Le sette porte che conducono al paradiso

Le sette porte che conducono al paradiso
Crediti: FanF1

Questa settimana Formula Oats torna sulla Grande Parata della Germania in questo benedetto anno 1157, quando El Maestro Fangio passò dallo status di campione a quello di leggenda. Il pilota argentino batté sette record consecutivi sul giro, regalando un finale spettacolare.

Era il 4 agosto, una data che sarebbe entrata nella storia dell'automobilismo. All'ombra del Nürburgring, un circuito a lungo soprannominato “l'inferno verde”, un pilota argentino di nome Juan Manuel Fangio, in seguito conosciuto come “El Maestro”, occupava la pole position e sembrava quasi imbattibile.

I rivali di Fangio, le Ferrari di Mike Hawthorn, Peter Collins e Luigi Musso, erano ansiosi di spingere le loro macchine al limite. Per impedire loro di prendere un vantaggio confortante, Fangio scelse una strategia audace: avrebbe effettuato una sosta anticipata ai box e avrebbe sferrato un attacco alla ripartenza. Dopo tredici giri, aveva conquistato un vantaggio confortante, ma la scommessa si rivelò presto un fallimento. Nella corsia dei box, un dado fondamentale si staccò, lasciando l'argentino immobilizzato mentre i secondi scorrevano.
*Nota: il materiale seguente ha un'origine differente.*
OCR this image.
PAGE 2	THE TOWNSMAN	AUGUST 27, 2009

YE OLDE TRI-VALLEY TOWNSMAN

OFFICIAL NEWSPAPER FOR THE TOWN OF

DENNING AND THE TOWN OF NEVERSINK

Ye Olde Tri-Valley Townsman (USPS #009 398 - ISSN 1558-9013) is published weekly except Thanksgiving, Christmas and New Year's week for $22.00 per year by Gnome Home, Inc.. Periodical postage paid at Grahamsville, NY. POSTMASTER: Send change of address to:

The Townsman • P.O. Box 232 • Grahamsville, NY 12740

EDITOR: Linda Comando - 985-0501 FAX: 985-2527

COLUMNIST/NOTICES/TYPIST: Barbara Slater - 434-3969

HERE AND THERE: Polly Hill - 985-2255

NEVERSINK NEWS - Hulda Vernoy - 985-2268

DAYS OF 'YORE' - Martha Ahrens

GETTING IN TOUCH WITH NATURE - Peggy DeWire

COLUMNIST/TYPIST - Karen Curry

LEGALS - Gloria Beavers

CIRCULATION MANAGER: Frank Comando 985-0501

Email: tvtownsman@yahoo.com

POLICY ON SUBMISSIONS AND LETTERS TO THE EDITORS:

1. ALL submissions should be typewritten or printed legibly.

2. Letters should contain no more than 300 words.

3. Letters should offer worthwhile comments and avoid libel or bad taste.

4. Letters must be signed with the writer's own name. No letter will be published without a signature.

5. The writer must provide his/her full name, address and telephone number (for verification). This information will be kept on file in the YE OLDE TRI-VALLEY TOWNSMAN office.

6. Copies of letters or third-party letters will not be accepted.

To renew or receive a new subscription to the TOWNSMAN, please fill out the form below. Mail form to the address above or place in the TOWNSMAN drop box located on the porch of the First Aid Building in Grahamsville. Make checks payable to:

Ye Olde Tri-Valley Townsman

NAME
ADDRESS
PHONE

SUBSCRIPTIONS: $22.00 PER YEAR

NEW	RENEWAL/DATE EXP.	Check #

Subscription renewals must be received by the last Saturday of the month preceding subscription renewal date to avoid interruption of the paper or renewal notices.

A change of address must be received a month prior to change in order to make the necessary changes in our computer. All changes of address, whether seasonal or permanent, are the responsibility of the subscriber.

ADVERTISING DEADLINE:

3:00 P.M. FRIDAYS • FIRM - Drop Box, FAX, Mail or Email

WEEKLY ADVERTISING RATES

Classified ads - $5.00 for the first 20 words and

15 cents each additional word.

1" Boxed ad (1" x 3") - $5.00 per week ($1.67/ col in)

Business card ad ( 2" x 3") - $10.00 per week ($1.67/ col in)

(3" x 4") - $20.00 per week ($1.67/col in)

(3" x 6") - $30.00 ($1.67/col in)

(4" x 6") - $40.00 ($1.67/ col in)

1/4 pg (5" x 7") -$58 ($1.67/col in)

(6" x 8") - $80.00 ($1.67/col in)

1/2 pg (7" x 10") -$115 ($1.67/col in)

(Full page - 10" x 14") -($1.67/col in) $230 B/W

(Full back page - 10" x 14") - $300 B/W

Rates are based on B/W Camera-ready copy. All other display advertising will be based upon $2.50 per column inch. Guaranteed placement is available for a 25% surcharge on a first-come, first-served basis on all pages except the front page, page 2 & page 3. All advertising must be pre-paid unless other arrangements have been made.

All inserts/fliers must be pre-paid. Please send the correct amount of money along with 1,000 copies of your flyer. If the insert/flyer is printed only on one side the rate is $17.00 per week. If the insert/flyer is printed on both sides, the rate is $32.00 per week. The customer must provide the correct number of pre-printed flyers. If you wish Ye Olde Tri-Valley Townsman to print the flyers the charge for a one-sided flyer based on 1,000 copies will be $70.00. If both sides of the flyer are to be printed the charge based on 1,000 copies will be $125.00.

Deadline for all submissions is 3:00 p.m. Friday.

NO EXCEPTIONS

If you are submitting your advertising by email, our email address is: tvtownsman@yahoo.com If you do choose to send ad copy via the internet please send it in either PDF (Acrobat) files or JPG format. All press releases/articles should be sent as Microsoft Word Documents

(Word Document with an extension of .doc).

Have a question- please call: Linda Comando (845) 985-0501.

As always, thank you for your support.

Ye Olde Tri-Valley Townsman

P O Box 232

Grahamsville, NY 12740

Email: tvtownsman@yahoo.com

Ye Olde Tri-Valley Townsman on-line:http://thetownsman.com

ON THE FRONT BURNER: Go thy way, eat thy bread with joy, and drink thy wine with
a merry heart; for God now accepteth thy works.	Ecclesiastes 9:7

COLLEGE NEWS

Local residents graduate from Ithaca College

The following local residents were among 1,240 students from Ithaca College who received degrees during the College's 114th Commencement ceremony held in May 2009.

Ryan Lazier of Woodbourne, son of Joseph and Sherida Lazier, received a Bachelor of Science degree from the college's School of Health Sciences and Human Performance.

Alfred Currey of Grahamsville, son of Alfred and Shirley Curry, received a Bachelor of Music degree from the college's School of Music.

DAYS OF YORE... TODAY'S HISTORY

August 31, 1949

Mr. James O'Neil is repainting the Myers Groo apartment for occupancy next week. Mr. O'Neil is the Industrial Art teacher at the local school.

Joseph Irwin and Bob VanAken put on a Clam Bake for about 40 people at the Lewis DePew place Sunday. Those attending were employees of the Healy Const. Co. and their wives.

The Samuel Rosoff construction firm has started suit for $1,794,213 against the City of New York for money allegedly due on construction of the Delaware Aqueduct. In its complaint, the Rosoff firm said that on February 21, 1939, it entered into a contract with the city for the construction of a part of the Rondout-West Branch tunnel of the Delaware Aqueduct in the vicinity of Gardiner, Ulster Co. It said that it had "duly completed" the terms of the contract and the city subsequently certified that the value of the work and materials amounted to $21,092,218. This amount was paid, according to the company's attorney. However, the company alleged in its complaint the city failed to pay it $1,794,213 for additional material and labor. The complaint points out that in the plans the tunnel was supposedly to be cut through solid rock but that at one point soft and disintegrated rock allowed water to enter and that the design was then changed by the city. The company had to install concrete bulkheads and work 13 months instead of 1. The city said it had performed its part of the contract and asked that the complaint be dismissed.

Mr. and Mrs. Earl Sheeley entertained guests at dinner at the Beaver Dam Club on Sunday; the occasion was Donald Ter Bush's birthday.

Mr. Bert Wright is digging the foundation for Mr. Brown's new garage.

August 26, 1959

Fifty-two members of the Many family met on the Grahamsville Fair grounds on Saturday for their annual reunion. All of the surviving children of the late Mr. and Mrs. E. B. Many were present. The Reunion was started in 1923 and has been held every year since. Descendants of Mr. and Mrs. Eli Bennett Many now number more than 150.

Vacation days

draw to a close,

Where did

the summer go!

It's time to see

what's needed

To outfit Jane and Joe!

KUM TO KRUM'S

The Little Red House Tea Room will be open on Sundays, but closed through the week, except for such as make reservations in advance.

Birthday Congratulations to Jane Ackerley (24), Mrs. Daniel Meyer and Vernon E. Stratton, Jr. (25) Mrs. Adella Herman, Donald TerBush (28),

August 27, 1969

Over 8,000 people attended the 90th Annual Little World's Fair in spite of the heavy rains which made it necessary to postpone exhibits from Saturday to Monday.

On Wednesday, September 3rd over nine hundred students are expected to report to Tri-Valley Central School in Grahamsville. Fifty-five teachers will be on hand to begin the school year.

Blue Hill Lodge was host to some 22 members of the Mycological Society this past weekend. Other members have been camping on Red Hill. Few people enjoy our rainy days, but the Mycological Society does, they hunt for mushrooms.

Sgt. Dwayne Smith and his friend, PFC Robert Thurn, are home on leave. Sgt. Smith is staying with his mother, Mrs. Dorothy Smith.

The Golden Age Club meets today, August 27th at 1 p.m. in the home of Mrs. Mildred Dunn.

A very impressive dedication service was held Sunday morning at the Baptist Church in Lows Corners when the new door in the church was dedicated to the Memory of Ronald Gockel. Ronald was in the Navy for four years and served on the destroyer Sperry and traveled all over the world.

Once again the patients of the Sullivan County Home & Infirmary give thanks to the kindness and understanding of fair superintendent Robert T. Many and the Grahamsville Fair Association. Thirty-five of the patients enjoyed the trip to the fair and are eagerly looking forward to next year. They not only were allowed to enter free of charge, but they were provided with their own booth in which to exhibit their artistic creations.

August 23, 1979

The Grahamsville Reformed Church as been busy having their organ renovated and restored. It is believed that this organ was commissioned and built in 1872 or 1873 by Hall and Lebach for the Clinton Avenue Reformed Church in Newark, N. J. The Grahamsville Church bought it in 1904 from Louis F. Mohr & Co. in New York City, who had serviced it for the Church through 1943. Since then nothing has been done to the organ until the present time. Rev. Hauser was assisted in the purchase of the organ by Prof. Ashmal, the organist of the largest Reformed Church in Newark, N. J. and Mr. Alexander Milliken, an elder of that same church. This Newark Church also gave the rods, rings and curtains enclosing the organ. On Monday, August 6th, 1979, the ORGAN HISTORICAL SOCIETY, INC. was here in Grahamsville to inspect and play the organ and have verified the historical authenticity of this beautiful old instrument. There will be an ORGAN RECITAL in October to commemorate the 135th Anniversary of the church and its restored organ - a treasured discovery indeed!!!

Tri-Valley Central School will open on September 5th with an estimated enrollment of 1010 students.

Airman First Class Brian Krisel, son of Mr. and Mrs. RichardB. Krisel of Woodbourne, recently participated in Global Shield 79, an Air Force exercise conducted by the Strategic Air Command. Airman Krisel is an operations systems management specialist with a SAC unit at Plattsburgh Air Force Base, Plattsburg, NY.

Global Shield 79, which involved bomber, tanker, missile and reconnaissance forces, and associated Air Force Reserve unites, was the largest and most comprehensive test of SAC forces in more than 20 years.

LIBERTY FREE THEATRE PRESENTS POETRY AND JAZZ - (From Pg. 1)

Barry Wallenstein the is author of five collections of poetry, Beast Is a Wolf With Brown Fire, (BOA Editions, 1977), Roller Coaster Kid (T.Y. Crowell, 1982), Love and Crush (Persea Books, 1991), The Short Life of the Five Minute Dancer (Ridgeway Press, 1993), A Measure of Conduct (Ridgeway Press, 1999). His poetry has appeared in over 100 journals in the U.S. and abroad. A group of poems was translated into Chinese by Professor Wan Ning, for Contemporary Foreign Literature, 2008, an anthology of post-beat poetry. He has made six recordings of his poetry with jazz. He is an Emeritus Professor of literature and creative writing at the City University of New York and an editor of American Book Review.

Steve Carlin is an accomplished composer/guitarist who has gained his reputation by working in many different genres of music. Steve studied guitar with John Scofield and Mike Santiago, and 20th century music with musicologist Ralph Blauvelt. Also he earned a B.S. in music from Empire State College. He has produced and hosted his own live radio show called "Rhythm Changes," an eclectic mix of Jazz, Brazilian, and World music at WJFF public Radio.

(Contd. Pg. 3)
La gara sembrava sfuggirgli, ma il dado rotto fu rapidamente sostituito e l'auto di Fangio tornò in vita. Mentre il gruppo si avvicinava, si lanciò in una corsa sfrenata, affrontando le curve del Nürburgring come se fosse guidato dal destino stesso. Giro dopo giro, migliorò il suo miglior tempo di oltre otto secondi, stabilendo ogni volta un nuovo record. Collins, che lo inseguiva, poteva solo guardare Fangio allontanarsi, con la sua auto che sfrecciava alla velocità di una cometa. Hawthorn è apparso come il prossimo serio sfidante, ma la guida implacabile di Fangio gli ha impedito di reagire. Alla fine, il pilota argentino ha tagliato per primo il traguardo, conquistando una vittoria spettacolare che ha consolidato la sua leggenda.

Quella domenica 4 agosto, il famoso “inferno verde” del Nürburgring aprì le porte a Fangio, che trasformò un quasi disastro in un trionfo che rimarrà nella memoria al pari dei suoi sette titoli mondiali.